The existing blocking mechanism works as follows:

The blocking command is processed normally through processCommand(). In the command’s handler, the command is removed from the client’s normal cmd/argv/argc fields and copied over to custom fields for the command. (The normal fields are cleared.) When the command is unblocked, there is a completely separate code path (independent from processCommand()) which is used to finish execution of the blocking command. Not only does a separate code path require independent maintenance, but can lead to subtle differences in the way commands function if blocked. (Hint: IIRC, MONITORing a BRPOPLPUSH will look subtly different if it blocks or not.) Instead, changing the blocking mechanism will better support this new use-case (and potentially others).

When a client is blocked (for any reason), leave the cmd/argv/argc attached on the client as normal. When the client is unblocked, pass it back through processCommand() to execute as normal. This might result in the client being re-blocked for another reason. Some care must be taken to ensure that MONITOR works as expected and only logs the 1st attempt. This approach eliminates a bunch of blocking command fields on the client struct. It eliminates a separate code path for finishing these commands. It provides a standard approach to blocking clients. Note that some adjustment of timeout might be necessary when re-blocking. Example: A BRPOPLPUSH is blocked waiting on something to pop. A LPUSH is performed which unblocks the BRPOPLPUSH. We attempt to execute BRPOPLPUSH normally by sending it through processCommand(). However it is discovered that the destination key is locked. The BRPOPLPUSH client is re-blocked. Later, when the target key is unlocked, we again send BRPOPLPUSH through processCommand() and this time it succeeds.

Example: “MSET k1 v1 k2 v2” is performed. It is recognized that k1 is locked. The client is blocked. When k1 is unlocked, the MSET command is passed back through processCommand(). It is determined that now, k2 is locked. The client is blocked a second time. When k2 is unlocked, the command is sent through processCommand() a third time, and may execute normally.

Old ref: https://github.com/redis/redis/issues/11396

zuiderkwast commented 5 months ago

Will key locking allow threaded command execution? If yes, then I think we'll need this for sure, though I think there's a lot more to consider. Perhaps we should have a global lock that needs to be taken for changing anything else, like config, acl, etc.

madolson commented 5 months ago

We may not need it for multi-threaded execution. You can have less granular locks, such as on a hash table bucket, that also enables multi-threaded execution.

daniel-house commented 5 months ago

Perhaps locking on slots? Less granular that hash-table-buckets, but supporting more than enough threads in the dictionary at the same time. It looks like a good fit for the way cluster-mode denies multi-slot commands. This might also minimize the problems with LUA and MULTI/EXEC.

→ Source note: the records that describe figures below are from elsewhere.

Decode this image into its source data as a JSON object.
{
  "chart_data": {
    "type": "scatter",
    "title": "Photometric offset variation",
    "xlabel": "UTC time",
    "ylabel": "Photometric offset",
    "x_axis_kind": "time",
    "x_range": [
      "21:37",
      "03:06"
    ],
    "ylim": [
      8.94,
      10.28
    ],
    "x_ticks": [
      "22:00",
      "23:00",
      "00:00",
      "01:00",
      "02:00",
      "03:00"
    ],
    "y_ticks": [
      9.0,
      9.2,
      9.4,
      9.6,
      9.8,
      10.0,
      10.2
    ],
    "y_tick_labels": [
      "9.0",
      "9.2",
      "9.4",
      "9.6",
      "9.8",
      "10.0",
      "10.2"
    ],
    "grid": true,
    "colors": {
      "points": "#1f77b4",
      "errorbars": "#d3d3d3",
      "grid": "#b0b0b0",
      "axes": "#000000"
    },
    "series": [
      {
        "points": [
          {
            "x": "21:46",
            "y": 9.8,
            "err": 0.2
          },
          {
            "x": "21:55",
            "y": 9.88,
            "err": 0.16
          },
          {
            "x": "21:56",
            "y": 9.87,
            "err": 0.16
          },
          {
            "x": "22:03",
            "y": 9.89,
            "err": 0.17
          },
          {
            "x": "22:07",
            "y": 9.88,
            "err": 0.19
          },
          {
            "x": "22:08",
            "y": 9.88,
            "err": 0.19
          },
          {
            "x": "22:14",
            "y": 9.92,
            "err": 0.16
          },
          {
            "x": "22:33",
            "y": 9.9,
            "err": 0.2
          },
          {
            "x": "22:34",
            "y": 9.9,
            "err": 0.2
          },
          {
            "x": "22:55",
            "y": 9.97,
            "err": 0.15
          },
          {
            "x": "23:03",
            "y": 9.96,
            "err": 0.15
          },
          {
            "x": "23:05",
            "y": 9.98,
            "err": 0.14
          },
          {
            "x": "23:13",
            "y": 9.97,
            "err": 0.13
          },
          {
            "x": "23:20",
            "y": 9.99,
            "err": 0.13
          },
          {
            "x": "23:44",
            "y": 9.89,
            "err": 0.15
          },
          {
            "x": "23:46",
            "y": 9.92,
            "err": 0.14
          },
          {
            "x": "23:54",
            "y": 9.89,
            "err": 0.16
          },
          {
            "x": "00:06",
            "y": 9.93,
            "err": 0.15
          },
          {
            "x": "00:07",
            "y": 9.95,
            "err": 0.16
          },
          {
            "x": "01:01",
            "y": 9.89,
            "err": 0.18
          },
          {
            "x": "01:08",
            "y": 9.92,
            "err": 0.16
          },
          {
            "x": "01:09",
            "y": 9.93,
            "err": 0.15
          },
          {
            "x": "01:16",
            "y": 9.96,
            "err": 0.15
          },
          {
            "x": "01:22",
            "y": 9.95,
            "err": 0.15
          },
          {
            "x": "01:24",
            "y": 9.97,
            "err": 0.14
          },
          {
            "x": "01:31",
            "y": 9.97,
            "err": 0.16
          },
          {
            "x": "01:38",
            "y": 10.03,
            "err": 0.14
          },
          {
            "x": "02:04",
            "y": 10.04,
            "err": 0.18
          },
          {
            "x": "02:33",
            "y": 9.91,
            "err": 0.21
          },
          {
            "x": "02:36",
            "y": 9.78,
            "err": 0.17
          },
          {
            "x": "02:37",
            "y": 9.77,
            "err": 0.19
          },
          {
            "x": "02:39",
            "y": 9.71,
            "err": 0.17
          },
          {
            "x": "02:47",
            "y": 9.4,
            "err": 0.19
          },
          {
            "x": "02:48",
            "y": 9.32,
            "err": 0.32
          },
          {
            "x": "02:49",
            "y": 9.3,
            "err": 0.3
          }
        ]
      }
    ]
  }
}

zuiderkwast commented 5 months ago

For cluster, we could do one mutex per cluster slot, but in a standalone instance, the keys are not stored per slot. We could consider storing them per slot anyway though, but computing the slot using CRC16 takes some extra CPU cycles. We could take some bits off the hash function used for the hash table instead and just have an array of some mutexes. If we do a lock per key or per hashtable bucket, a mutex takes too much memory but we could use a spinlock.

I want to look into a more modern hash table implementation. One that can use vector instructions (like AVX2) and be more cache friendly, open addressing. If we do that, perhaps there is some logical place to put a lock.

zuiderkwast commented 5 months ago

We may want to take a look at Dragonfly too. From its README:

To provide atomicity guarantees for multi-key operations, we use the advancements from recent academic research. We chose the paper "VLL: a lock manager redesign for main memory database systems” to develop the transactional framework for Dragonfly. The choice of shared-nothing architecture and VLL allowed us to compose atomic multi-key operations without using mutexes or spinlocks. This was a major milestone for our PoC and its performance stood out from other commercial and open-source solutions.